Tumbleweed wrote:I see. The Iraq war vote. The one Obama wasn't a part of. Another one of his lip service votes.
The Ronald McDonald comment. Obama said that Reagan delivered on what people were looking for — controlling an overgrown government, for example.
I can't think of a single time in recent history that a Democrat has shrunk the size of government. Obama is not going to either.
Or maybe Obama thinks that raising the national debt in order to bring the country out of a recession was a good move. Either way Obama left his comments open to interpretation, then bitches about it when someone tries to figure out what he meant. Reagan didn't control government spending or the size of government.
Seems like Obama was endorsing Reaganomics to me.
Boy - you are a good Clintonite - you have got the twisting and spinning down pretty good.
Unfortunately, Billary, I did not write that they were lying about the "Iraq Vote". I wrote this:
"Lying about:
What he said about Ronald Reagan
The "fairy Tale" of his war opposition. "
Please note the difference. There is not the word "vote". Obama was not in the Senate for the 02 vote and therefore did not cast a vote on it. Hillary, on the other hand, coming off her 8 years of being very involved in the white house decisions, and a sitting senator with all the access to intelligence that she wanted - for 10 years - cast a YES vote.
Obama is on public record and with recorded speeches voiced his opposition to the war - going against the 70% majority. Obama didn't take a poll to decide which way to come down on the issue.
Now - Bill Clinton finds Obama's votes with Hillary for funding the war once he was in the senate to be the problem. Hence his calling his opposition to the war a fairytale. Nice attempt to change the subject and mislead readers about my statement.
Reagan
I don't think that you have read or watched the Obama quote - here it is.

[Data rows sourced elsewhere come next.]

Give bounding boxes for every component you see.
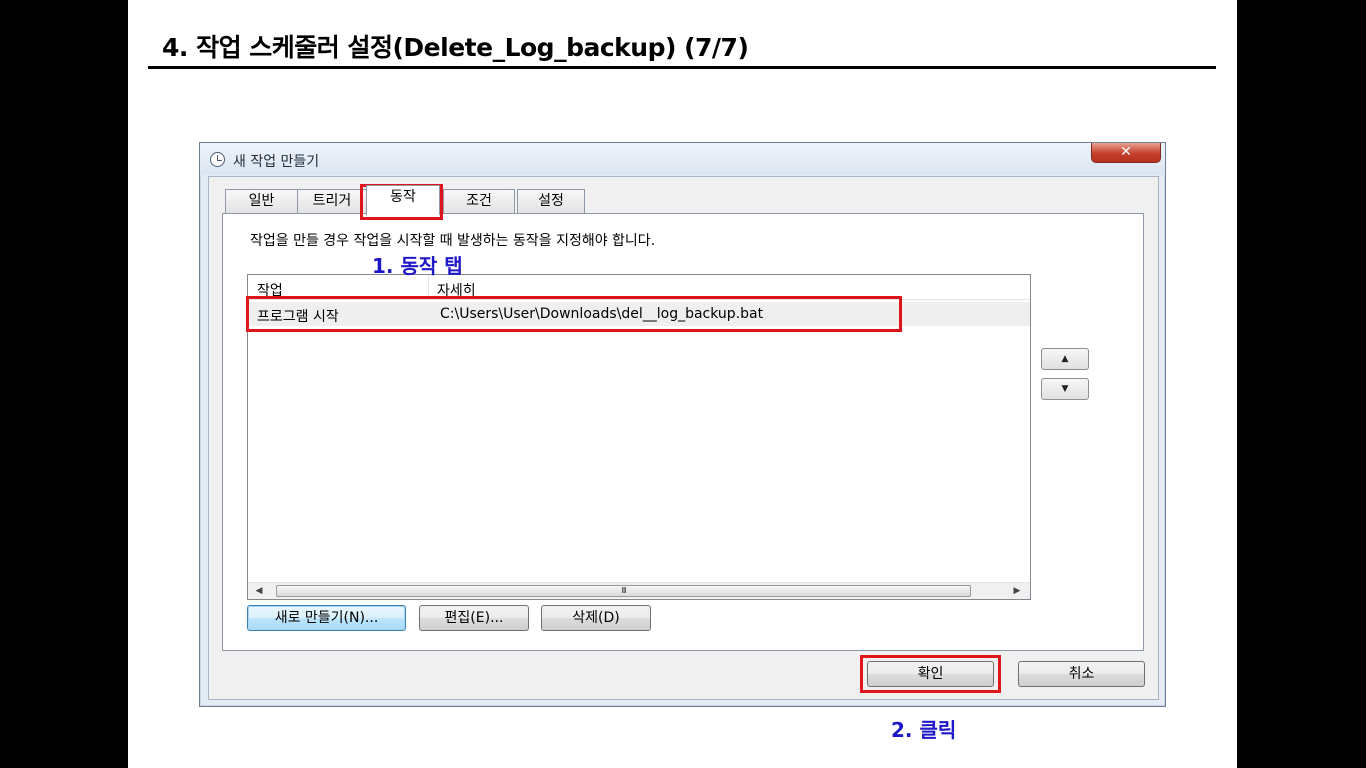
tab-general[interactable]: 일반 [225,189,298,213]
step2-annotation: 2. 클릭 [891,718,957,742]
action-row-highlight [246,296,902,332]
tab-settings[interactable]: 설정 [517,189,585,213]
dialog-title: 새 작업 만들기 [233,154,320,170]
slide-title: 4. 작업 스케줄러 설정(Delete_Log_backup) (7/7) [162,33,749,62]
tab-triggers[interactable]: 트리거 [297,189,367,213]
cancel-button[interactable]: 취소 [1018,661,1145,687]
edit-action-button[interactable]: 편집(E)... [419,605,529,631]
tab-actions[interactable]: 동작 [366,185,440,215]
slide: 4. 작업 스케줄러 설정(Delete_Log_backup) (7/7) 새… [128,0,1237,768]
close-button[interactable]: ✕ [1091,143,1161,163]
tab-conditions[interactable]: 조건 [443,189,515,213]
title-divider [148,66,1216,69]
dialog-titlebar: 새 작업 만들기 ✕ [200,143,1165,175]
clock-icon [210,152,225,167]
ok-button-highlight [860,655,1001,693]
horizontal-scrollbar[interactable]: ◀ III ▶ [248,582,1030,599]
step1-annotation: 1. 동작 탭 [372,254,463,278]
new-task-dialog: 새 작업 만들기 ✕ 일반 트리거 동작 조건 설정 작업을 만들 경우 작업을… [199,142,1166,707]
delete-action-button[interactable]: 삭제(D) [541,605,651,631]
move-down-button[interactable]: ▼ [1041,378,1089,400]
scroll-right-icon[interactable]: ▶ [1010,585,1024,597]
actions-description: 작업을 만들 경우 작업을 시작할 때 발생하는 동작을 지정해야 합니다. [250,233,656,249]
scroll-thumb[interactable]: III [276,585,971,597]
move-up-button[interactable]: ▲ [1041,348,1089,370]
new-action-button[interactable]: 새로 만들기(N)... [247,605,406,631]
scroll-left-icon[interactable]: ◀ [252,585,266,597]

Obama's Reagan Remarks to Reno Gazette-Journal,
Jan. 14, 2008
Obama: I don’t want to present myself as some sort of singular figure. I think part of what’s different are the times. I do think that, for example, the 1980 election was different. I mean, I think Ronald Reagan changed the trajectory of America in a way that, you know, Richard Nixon did not, and in a way that Bill Clinton did not. He put us on a fundamentally different path, because the country was ready for it. I think they felt like, you know, with all the excesses of the '60s and the '70s, you know government had grown and grown, but there wasn’t much sense of accountability in terms of how it was operating, and I think people just tapped into – he tapped into what people were already feeling, which is we want clarity, we want optimism, we want a return to that sense of dynamism, and, and, you know, entrepreneurship that had been missing.
I think Kennedy, 20 years earlier, moved the country in a fundamentally different direction. So I think a lot of it just has to do with the times. I think we’re in one of those times right now, where people feels like things as they are going right now aren’t working, that we’re bogged down in the same arguments that we’ve been having, and they’re not useful. And the Republican approach, I think, has played itself out. I think it’s fair to say that the Republicans were the party of ideas for a pretty long chunk of time there over the last 10, 15 years, in the sense that they were challenging conventional wisdom.
Now, you’ve heard it all before. You look at the economic policies when they’re being debated among the presidential candidates, it’s all tax cuts. Well, we know, we’ve done that; we’ve tried it. That’s not really going to solve our energy problems, for example.
Hillary Clinton LIES:
[He] has said in the last week that he really liked the ideas of the Republicans over the last 10 to 15 years, and we can give you the exact quote. ... They were ideas like privatizing Social Security, like moving back from a balanced budget and a surplus to deficit and debt.